The payoff matrix displays both countries’ potential strategies and the payoffs associated with each outcome. One possibility is an all-out trade war, where both China and the United States impose tariffs on the other country’s goods. In this event each country suffers a drop in trade, higher prices, and the deterioration of their diplomatic relationship with the other country. Assume each country’s payoff in this case equals -25 (for a $25 billion drop in GDP). This is shown in the upper left quadrant.
If neither country imposes a tariff, then both countries receive a payoff of 75 (for a $75 billion increase in GDP), as seen in the bottom right quadrant. A high payoff follows because both countries can continue to trade freely, benefiting from their comparative advantages while maintaining positive diplomatic relations with the other country.

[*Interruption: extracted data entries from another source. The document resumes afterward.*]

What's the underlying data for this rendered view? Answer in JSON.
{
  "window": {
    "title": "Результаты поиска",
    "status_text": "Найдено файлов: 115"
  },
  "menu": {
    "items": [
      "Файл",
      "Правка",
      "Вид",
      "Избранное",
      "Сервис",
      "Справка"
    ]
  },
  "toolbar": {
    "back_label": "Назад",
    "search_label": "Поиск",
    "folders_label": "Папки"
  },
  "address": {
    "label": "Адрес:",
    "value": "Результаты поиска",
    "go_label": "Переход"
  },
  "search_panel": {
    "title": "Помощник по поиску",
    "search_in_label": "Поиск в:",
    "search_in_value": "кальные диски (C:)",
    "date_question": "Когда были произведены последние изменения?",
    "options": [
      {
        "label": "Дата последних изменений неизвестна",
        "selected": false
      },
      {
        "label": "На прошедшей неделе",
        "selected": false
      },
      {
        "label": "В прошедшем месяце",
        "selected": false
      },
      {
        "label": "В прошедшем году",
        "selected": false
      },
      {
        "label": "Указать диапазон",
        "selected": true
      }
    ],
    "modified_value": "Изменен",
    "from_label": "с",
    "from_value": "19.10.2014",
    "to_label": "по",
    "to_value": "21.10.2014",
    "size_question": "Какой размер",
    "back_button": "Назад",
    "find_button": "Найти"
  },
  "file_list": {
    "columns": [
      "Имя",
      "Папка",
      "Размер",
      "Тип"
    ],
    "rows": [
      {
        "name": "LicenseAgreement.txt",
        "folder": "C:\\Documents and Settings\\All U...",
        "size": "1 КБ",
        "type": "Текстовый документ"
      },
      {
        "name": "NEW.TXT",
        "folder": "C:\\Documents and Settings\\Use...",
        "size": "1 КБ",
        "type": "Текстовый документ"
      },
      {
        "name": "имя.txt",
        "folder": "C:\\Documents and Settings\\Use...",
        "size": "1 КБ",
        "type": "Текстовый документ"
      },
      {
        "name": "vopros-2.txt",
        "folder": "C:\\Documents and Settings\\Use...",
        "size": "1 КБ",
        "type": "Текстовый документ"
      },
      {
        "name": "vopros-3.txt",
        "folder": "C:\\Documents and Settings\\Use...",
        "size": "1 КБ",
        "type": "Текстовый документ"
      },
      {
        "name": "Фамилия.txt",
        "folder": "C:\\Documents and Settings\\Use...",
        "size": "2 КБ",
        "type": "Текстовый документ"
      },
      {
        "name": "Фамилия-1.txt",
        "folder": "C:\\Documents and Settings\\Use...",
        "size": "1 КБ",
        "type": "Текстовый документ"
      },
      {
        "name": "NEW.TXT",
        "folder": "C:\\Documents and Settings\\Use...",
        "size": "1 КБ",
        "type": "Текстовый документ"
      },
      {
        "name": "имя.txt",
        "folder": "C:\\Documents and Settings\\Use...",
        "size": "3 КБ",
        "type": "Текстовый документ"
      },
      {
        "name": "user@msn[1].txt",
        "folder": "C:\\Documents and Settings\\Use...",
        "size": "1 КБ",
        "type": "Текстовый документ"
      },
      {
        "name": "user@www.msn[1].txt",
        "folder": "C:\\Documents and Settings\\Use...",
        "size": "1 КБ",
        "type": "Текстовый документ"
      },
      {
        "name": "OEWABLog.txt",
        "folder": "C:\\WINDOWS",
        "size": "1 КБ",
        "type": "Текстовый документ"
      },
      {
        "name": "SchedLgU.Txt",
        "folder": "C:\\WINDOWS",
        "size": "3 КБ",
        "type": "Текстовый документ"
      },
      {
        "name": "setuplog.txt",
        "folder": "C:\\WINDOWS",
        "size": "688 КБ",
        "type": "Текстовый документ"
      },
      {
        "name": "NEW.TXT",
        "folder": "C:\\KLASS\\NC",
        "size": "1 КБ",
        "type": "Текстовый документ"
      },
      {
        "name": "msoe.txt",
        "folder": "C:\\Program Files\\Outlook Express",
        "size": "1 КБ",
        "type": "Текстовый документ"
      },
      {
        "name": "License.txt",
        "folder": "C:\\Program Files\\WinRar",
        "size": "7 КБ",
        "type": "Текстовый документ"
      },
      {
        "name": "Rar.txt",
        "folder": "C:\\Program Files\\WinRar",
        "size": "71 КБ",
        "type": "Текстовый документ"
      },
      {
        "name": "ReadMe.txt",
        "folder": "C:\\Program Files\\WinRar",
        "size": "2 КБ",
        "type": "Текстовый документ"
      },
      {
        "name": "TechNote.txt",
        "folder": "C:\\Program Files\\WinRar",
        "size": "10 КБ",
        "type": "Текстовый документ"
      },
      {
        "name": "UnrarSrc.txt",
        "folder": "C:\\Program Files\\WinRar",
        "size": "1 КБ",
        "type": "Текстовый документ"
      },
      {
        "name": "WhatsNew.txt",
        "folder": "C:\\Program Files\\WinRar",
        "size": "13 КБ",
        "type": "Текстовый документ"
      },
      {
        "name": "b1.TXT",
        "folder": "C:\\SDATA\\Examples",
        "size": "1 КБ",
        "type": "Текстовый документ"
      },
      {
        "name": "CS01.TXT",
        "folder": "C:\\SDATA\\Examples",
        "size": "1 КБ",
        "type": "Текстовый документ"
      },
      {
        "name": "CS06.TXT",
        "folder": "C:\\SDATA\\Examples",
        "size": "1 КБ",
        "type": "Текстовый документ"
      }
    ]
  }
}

The remaining possibilities are that one country imposes a tariff and the other does not retaliate. For example, if the United States imposes a tariff and China does not retaliate, China’s payoff equals -50 because Chinese goods are now more expensive in the United States. There is a corresponding drop in the quantity demanded for Chinese goods in the United States. The United States payoff equals 50 because US companies sell more to US consumers who substitute the US good for the Chinese good. However, the payoff is less than 75 because consumers pay a higher price for both the US and China produced goods. In addition, US companies continue to export the same quantity of goods abroad without the tax. This outcome is represented by the bottom left quadrant. The upper right quadrant assumes the reverse would be true if China imposes a tariff and the US chooses not to respond in kind.
Two Nash equilibria can be identified. Each is when the countries make the same decision. If China believes the US will impose a tariff, its best outcome is to tax US imports, but if China believes the US will not impose a tariff its best strategy is to not impose a tariff either. It is never the best case for one country to not impose a tariff if it believes the other country will, so these options are not NEOs. Economists refer to this as a coordination game because there are two Nash equilibria where both players play the same strategy and neither player has a dominant strategy.